Ma l’associazione britannica (che ha recentemente vinto una causa contro Mermaid, che si occupa di assistenza ai giovani transgender e che contestava la classificazione di LGB alliance come charity) è solo una delle realtà che, soprattutto sul web, non solo contestano l’appartenenza delle persone transgender, non-binary e queer alla comunità, ma rifiutano il concetto di identità di genere e quello di queer.

Un esempio è vicinissimo a noi: Arcilesbica, associazione nata dalla scissione di Arcigay nel 1996, ha assunto toni progressivamente più transescludenti, allineandosi al pensiero delle femministe radicali che rifiutano il concetto di genere e non considerano le donne trans come “vere donne”. Per questo nel marzo 2021, dopo l’ennesimo messaggio transfobico (in occasione della Giornata Internazionale della Donna avevano scritto “Buon 8 marzo a tutte le donne, ma non a quelle trans”) l’Ilga - International Lesbian and Gay Association ha avviato la procedura di espulsione per “dichiarazioni transfobiche”.

Non sono però solo associazioni gay strutturate a promuovere un atteggiamento transescludente: basta una rapida ricerca su Twitter per vedere come gli hashtag #LGBwithoutTheT, #DroptheT, #gaynotqueer e #gayagaistgroomers raccolgono centinaia di migliaia di tweet e come siano numerosissimi i profili gestiti da persone gay, lesbiche o bisessuali nati al solo scopo di contestare il concetto di ideologia di genere e i diritti (quando non la stessa esistenza) delle persone trans.
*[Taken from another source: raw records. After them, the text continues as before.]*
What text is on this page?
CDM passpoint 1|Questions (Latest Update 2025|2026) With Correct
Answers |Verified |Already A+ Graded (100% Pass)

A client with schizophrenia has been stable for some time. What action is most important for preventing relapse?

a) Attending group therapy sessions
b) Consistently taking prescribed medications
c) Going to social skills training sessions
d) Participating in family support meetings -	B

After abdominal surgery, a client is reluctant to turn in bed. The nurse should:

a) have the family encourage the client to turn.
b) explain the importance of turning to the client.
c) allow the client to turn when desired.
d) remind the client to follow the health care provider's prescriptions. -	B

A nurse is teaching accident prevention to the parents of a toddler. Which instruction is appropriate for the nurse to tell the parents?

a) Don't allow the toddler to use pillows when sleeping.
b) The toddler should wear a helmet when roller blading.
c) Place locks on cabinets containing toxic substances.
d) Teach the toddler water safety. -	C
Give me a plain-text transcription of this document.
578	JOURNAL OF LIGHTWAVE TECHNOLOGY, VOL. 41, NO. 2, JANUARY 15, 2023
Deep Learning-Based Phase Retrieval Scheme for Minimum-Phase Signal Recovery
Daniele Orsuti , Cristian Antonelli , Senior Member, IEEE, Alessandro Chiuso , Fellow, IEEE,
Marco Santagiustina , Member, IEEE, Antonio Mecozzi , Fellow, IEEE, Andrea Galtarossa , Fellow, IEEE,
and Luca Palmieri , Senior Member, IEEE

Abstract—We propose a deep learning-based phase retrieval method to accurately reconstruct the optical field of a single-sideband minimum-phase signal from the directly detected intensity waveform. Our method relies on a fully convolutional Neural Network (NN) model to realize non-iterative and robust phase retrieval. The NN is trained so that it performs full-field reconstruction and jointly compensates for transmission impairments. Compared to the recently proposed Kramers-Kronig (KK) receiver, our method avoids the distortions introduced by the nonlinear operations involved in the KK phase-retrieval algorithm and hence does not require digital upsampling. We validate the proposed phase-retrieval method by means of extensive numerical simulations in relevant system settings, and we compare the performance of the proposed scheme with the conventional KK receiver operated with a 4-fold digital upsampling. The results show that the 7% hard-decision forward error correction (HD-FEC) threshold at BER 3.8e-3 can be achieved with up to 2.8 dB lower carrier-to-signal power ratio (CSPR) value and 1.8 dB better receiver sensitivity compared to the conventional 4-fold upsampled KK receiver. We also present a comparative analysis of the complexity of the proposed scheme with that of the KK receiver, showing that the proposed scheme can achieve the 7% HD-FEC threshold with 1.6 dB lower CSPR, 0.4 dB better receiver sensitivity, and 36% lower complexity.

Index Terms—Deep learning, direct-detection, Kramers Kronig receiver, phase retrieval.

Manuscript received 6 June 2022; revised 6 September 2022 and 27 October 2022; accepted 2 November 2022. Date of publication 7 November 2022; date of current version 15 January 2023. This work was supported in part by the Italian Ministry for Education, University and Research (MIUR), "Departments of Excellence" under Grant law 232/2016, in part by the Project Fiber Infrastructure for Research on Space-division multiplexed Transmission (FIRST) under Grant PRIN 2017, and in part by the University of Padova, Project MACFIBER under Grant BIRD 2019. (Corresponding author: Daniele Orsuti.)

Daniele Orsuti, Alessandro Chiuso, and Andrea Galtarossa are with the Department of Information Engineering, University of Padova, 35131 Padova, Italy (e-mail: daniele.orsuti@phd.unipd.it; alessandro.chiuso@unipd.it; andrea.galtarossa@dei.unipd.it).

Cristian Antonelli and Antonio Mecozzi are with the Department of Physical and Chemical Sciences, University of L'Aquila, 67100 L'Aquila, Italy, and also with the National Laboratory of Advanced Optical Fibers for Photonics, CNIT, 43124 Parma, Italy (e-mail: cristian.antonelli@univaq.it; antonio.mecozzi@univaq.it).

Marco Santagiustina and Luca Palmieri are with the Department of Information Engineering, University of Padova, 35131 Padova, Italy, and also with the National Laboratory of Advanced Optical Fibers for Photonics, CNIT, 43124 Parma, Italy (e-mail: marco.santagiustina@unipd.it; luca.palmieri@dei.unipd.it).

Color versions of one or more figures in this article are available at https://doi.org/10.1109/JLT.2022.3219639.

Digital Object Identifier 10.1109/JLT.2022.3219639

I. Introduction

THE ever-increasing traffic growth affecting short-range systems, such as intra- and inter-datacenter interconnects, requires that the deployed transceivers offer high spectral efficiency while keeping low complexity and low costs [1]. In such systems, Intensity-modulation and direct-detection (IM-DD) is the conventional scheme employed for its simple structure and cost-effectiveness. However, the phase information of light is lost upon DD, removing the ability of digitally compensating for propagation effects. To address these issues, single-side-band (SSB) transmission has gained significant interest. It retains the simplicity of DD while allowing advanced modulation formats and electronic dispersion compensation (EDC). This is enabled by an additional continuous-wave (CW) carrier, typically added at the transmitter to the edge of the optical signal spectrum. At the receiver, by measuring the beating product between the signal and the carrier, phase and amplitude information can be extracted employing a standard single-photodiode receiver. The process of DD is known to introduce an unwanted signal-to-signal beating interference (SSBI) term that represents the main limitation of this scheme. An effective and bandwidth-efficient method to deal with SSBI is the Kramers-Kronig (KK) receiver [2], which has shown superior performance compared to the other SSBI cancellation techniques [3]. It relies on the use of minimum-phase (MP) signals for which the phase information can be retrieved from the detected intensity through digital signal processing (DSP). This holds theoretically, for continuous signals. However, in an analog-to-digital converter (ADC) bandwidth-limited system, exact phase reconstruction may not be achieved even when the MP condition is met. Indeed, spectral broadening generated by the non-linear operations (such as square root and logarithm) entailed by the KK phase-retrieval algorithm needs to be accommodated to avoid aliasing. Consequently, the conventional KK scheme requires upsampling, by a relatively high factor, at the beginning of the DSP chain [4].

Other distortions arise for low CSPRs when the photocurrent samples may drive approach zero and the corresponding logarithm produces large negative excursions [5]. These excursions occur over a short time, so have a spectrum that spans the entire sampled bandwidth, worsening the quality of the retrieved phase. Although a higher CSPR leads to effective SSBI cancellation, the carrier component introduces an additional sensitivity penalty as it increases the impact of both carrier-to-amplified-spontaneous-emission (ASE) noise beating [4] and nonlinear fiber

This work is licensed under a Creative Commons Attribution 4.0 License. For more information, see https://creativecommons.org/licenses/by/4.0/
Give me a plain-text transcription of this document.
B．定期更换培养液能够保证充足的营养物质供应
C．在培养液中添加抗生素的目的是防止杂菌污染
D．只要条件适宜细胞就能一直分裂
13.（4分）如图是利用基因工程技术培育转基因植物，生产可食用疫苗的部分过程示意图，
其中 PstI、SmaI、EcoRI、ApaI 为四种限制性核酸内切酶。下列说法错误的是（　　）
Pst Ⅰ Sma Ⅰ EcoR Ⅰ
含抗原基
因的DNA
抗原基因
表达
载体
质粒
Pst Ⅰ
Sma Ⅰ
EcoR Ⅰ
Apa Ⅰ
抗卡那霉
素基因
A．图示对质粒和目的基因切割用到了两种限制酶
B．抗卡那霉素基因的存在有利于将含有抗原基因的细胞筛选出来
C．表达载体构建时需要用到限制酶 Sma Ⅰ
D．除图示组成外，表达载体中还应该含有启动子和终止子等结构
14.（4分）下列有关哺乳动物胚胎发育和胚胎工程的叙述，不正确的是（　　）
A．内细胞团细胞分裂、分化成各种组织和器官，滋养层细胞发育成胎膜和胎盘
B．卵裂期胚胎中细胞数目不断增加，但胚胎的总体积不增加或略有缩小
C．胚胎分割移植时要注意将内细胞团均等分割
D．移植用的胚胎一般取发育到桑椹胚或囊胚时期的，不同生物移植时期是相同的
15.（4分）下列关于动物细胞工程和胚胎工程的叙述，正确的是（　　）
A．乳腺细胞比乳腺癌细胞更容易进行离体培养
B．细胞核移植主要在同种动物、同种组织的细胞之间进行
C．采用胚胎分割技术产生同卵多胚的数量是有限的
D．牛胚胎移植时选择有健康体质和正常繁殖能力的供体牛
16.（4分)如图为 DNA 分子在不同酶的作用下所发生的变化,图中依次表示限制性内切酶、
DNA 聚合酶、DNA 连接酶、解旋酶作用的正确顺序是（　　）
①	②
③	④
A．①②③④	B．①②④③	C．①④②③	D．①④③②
Come RadGAY, a esempio, che riprende il nome dalle Radfem (femministe radicali) e si presenta come “Gender Atheist”, e nella sua bio si rivolge alle persone Lgb chiedendo loro di “svegliarsi”, perché “Il genere è stronzate, indottrinamento e BUGIE 💰; Nessun bambino nasce in un corpo sbagliato e gli esseri umani non possono cambiare sesso!”.

Per questo, paragona gli attivisti trans a nazisti, comunisti e Isis e condivide e ritwitta post in cui è possibile leggere cose come “Ecco perché #LGBWithoutTheT è così importante. Non sostengo il TQ + perché hanno dimostrato più e più volte che loro e gli uomini e le donne che li sostengono sono tutti psicopatici che vogliono la morte di chiunque non sia d’accordo con loro. I sani di mente devono prendere le distanze da noi stessi ad alta voce e ogni possibilità che abbiamo”.

Oppure: “Gli omosessuali volevano solo essere trattati allo stesso modo dalla legge ed essere lasciati in pace. Non abbiamo cercato di ridefinire cosa significhi essere una donna o un uomo. Non abbiamo preteso conferme. Non abbiamo avviato un culto ideologico. Se non riesci a vedere la differenza, dipende da te”; “Non sei maschio, non sarai mai maschio e sei così patetico. Mi fai pena” [in risposta a un ragazzo trans che diceva che stava vivendo il momento migliore della sua vita].

Ma ci sono anche realtà, come l’associazione Gays against groomers (Gay contro i pedofili), le cui istanze sono ancora più vicine a quelle dei gruppi conservatori che negli Usa si battono contro i diritti Lgbtq+, usando lo spauracchio del gender con la scusa di proteggere i bambini.

“Il motivo per cui gli ideologi di genere radicali stanno respingendo così duramente è perché sanno che perderanno. Hanno censura e intimidazione, ma noi abbiamo una nobile causa per lottare per ciò che è giusto. Non importa chi cerchi di ostacolarci, riusciremo nella nostra missione di porre fine alla sessualizzazione, all’indottrinamento e alla mutilazione dei bambini. Questa è una promessa”. Chi ha scritto questo tweet: un’associazione omosessuale o le Moms for the liberty?